Kinetic and thermodynamic analysis of thermo-oxidative degradation of seashell powders with different particle size fractions: compensation effect and iso-equilibrium phenomena

Abstract

The issue of accumulated seashell waste has been increasingly addressed in the studies of its applicability as a secondary source of calcium carbonate. In this work, the mechanism of the thermo-oxidative degradation of two types of mollusk shells (Dosinia exoleta—DE and oyster Ostrea edulis—OE) was investigated using simultaneous thermal analysis. Physicochemical characterization of raw and calcined materials was performed by XRD and SEM techniques.

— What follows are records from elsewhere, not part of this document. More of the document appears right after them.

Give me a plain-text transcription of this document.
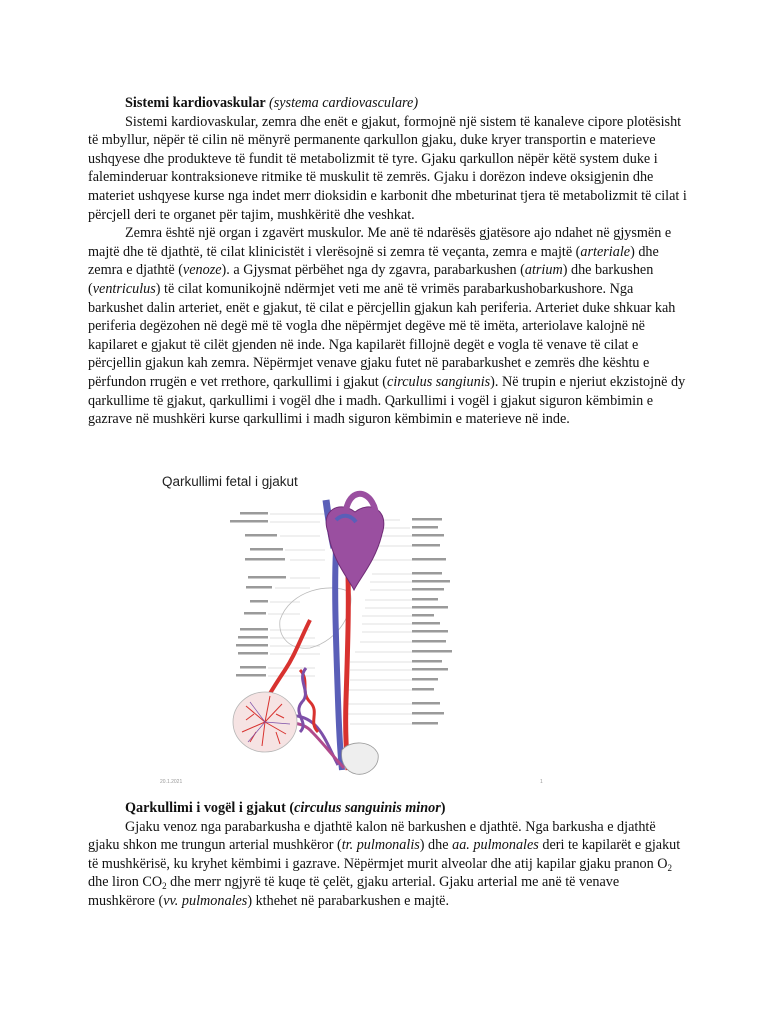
Sistemi kardiovaskular (systema cardiovasculare)

Sistemi kardiovaskular, zemra dhe enët e gjakut, formojnë një sistem të kanaleve cipore plotësisht të mbyllur, nëpër të cilin në mënyrë permanente qarkullon gjaku, duke kryer transportin e materieve ushqyese dhe produkteve të fundit të metabolizmit të tyre. Gjaku qarkullon nëpër këtë system duke i faleminderuar kontraksioneve ritmike të muskulit të zemrës. Gjaku i dorëzon indeve oksigjenin dhe materiet ushqyese kurse nga indet merr dioksidin e karbonit dhe mbeturinat tjera të metabolizmit të cilat i përcjell deri te organet për tajim, mushkëritë dhe veshkat.

Zemra është një organ i zgavërt muskulor. Me anë të ndarësës gjatësore ajo ndahet në gjysmën e majtë dhe të djathtë, të cilat klinicistët i vlerësojnë si zemra të veçanta, zemra e majtë (arteriale) dhe zemra e djathtë (venoze). a Gjysmat përbëhet nga dy zgavra, parabarkushen (atrium) dhe barkushen (ventriculus) të cilat komunikojnë ndërmjet veti me anë të vrimës parabarkushobarkushore. Nga barkushet dalin arteriet, enët e gjakut, të cilat e përcjellin gjakun kah periferia. Arteriet duke shkuar kah periferia degëzohen në degë më të vogla dhe nëpërmjet degëve më të imëta, arteriolave kalojnë në kapilaret e gjakut të cilët gjenden në inde. Nga kapilarët fillojnë degët e vogla të venave të cilat e përcjellin gjakun kah zemra. Nëpërmjet venave gjaku futet në parabarkushet e zemrës dhe kështu e përfundon rrugën e vet rrethore, qarkullimi i gjakut (circulus sangiunis). Në trupin e njeriut ekzistojnë dy qarkullime të gjakut, qarkullimi i vogël dhe i madh. Qarkullimi i vogël i gjakut siguron këmbimin e gazrave në mushkëri kurse qarkullimi i madh siguron këmbimin e materieve në inde.

Qarkullimi fetal i gjakut
20.1.2021	1

Qarkullimi i vogël i gjakut (circulus sanguinis minor)

Gjaku venoz nga parabarkusha e djathtë kalon në barkushen e djathtë. Nga barkusha e djathtë gjaku shkon me trungun arterial mushkëror (tr. pulmonalis) dhe aa. pulmonales deri te kapilarët e gjakut të mushkërisë, ku kryhet këmbimi i gazrave. Nëpërmjet murit alveolar dhe atij kapilar gjaku pranon $O_2$ dhe liron $CO_2$ dhe merr ngjyrë të kuqe të çelët, gjaku arterial. Gjaku arterial me anë të venave mushkërore (vv. pulmonales) kthehet në parabarkushen e majtë.
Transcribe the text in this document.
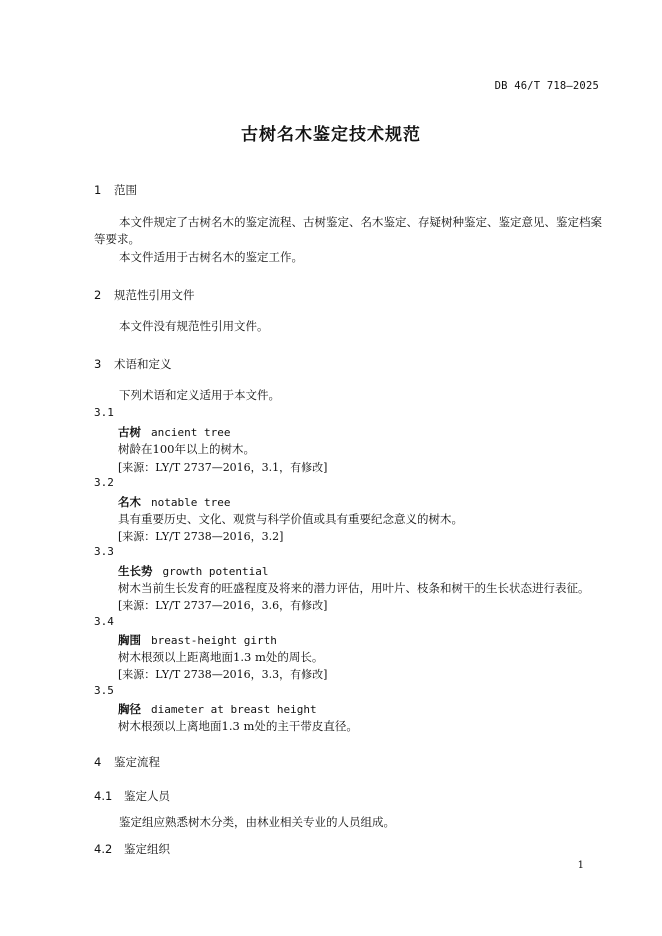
DB 46/T 718—2025
古树名木鉴定技术规范
1 范围
本文件规定了古树名木的鉴定流程、古树鉴定、名木鉴定、存疑树种鉴定、鉴定意见、鉴定档案等要求。
本文件适用于古树名木的鉴定工作。
2 规范性引用文件
本文件没有规范性引用文件。
3 术语和定义
下列术语和定义适用于本文件。
3.1
古树 ancient tree
树龄在100年以上的树木。
[来源：LY/T 2737—2016，3.1，有修改]
3.2
名木 notable tree
具有重要历史、文化、观赏与科学价值或具有重要纪念意义的树木。
[来源：LY/T 2738—2016，3.2]
3.3
生长势 growth potential
树木当前生长发育的旺盛程度及将来的潜力评估，用叶片、枝条和树干的生长状态进行表征。
[来源：LY/T 2737—2016，3.6，有修改]
3.4
胸围 breast-height girth
树木根颈以上距离地面1.3 m处的周长。
[来源：LY/T 2738—2016，3.3，有修改]
3.5
胸径 diameter at breast height
树木根颈以上离地面1.3 m处的主干带皮直径。
4 鉴定流程
4.1 鉴定人员
鉴定组应熟悉树木分类，由林业相关专业的人员组成。
4.2 鉴定组织
1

Results show that increasing powder particle size and heating rate affect the degradation of investigated shells differently and have a significant contribution to released quantities of CO2. It was proposed that the calcination rate of DE powders is determined by the strain-induced collapse of CO2-deficient calcite at its interface with crystalline CaO rods-like structure, with simultaneous expulsion of CO2. A much higher CO2 concentration was identified during the degradation of OE powders, favoring the carbonation reaction and, consequently, increasing the temperature and activation energy of the investigated reaction. Under elevated CO2 concentration, the CaO aggregation step is enhanced by slower reaction kinetics at lower temperatures since both CO2 desorption and structural transformations are probably hindered. The proposed mechanism leads to a meaningful correlation between thermodynamic quantities (enthalpy–entropy compensation) in the form of an iso-kinetic relationship.